Lubin
Nina siedziała na stacji kolejowej siedząc na ławce przy
dwóch swoich walizkach. Nadal do niej nie docierało, co usłyszała raptem dwie
godziny temu. Jak mogła dać się wplątać w te sidła? Była aż tak naiwna? Chciało jej się płakać i pewnie by tak
zrobiła, gdyby nie to, że na stacji było dużo ludzi. Wściekła cisnęła przed
siebie kamień leżący obok. Z całej siły zaciskała powieki, czuła jak róż
wypływa na jej policzki. Czuła się jak w bajcie, tylko zakończenie było jakieś
inne. Właśnie nadjechał jej pociąg. Wstała chwyciła walizki i ruszyła w jego
stronę.
-Dzień dobry. - Bąknęła do dozorcy kolejowego. Ten spojrzał
na nią i rzucił:
-Dzień dobry, a dokąd pani jedzie?
-Do Bełchatowa. - Niemal załkała. Wiedziała, że wygląda
okropnie, że wszyscy zwracają na nią uwagę. W końcu nie każdy chodzi z
podpuchniętymi oczami. Nie ma siły na rozmowę. Chciała tylko jak najszybciej
uciec do domu, do Bełchatowa
Kilka godzin później, Bełchatów
Doskonale pamiętała jak trafić z dworca kolejowego na ulicę
1 Maja. Mieszkanie tak jak się spodziewała było czyste i puste. Majka zawsze
dbała o porządek, w przeciwieństwie do niej. Uśmiechnęła się lekko gładząc ręką
tak znienawidzony wieszak, w który często uderzała głową, nawet za nim
tęskniła. Teraz brakowało jej przyjaciółki, która była oddalona o tysiące od
niej kilometrów. Była tak zmęczona, że poszła do swojego starego pokoju, padła
na łóżko i usnęła z poczuciem, że tutaj właśnie jest jej miejsce.
Kilka dni później.
-Szefowa? - Wydukał Stempel widząc Ninę w salonie.

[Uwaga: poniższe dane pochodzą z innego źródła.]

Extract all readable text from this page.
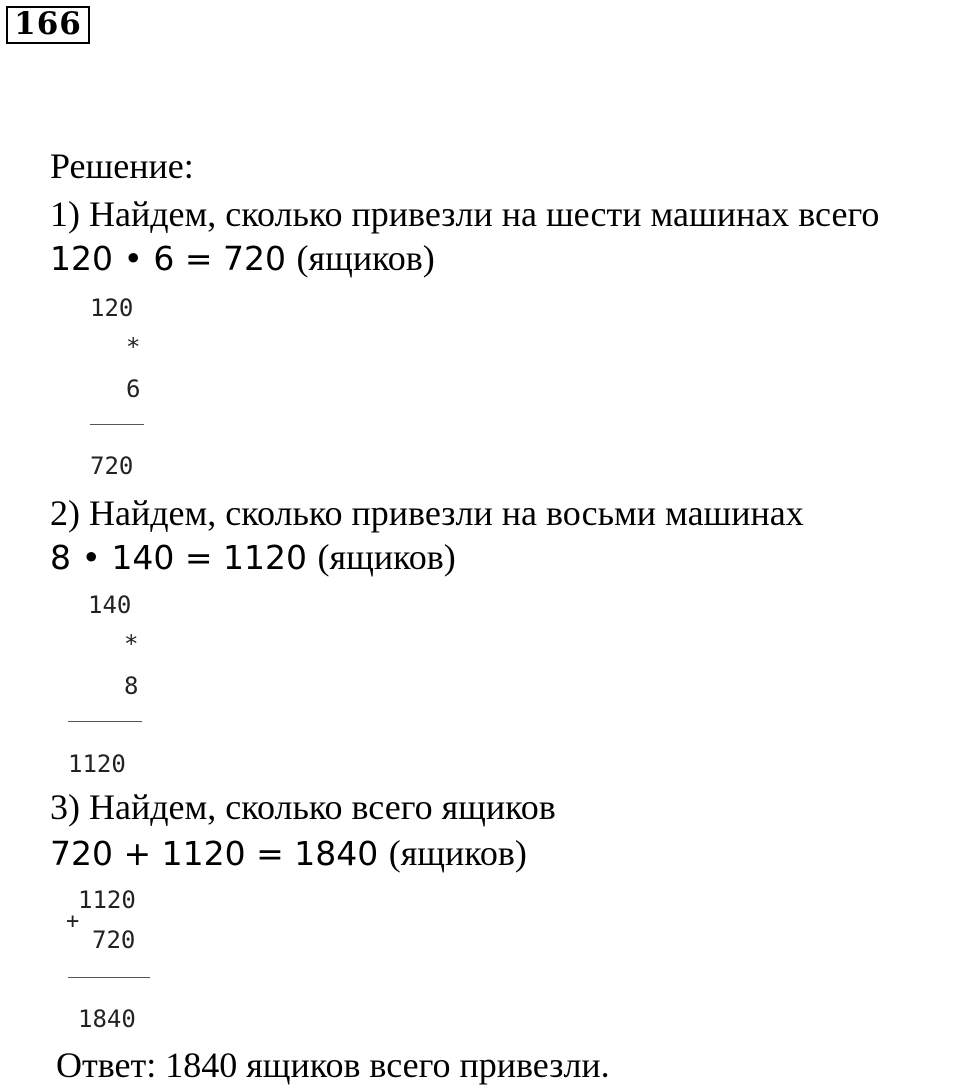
166
Решение:
1) Найдем, сколько привезли на шести машинах всего
120 • 6 = 720 (ящиков)
120
*
6
720
2) Найдем, сколько привезли на восьми машинах
8 • 140 = 1120 (ящиков)
140
*
8
1120
3) Найдем, сколько всего ящиков
720 + 1120 = 1840 (ящиков)
1120
+
720
1840
Ответ: 1840 ящиков всего привезли.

-Tak Stempel, wróciłam. - Powiedziała starając się uśmiechnąć,
choć trochę szatynka.
-Coś się stało? - Zapytał pracownik.
-Wróciłam Stempel, na stałe. Nie mogę Ci dłużej wynająć
salonu, ale możesz znowu zostać starym Stemplem, moim ulubionym pracownikiem. -
Rzuciła szarmancko.
-Oczywiście szefowo. Tak się cieszę, że wróciłaś! - Zawołał
i przytulił Ninę.
-Ja też Stempel, uwierz mi, że ja też. -Powiedziała
przytulając go.
-Tyle mam Ci do opowiedzenia! - Ekscytował się fryzjer.
- Mów newsy Stempel. -Ponagliła go, rozpakowując swoje
ulubione grzebienie.
-Pani Winnicka była tydzień temu, bo jej syn wychodził za
mąż. – Opowiadał chłopak.
-Super! Jak ją uczesałeś? - Zapytała zielonooka.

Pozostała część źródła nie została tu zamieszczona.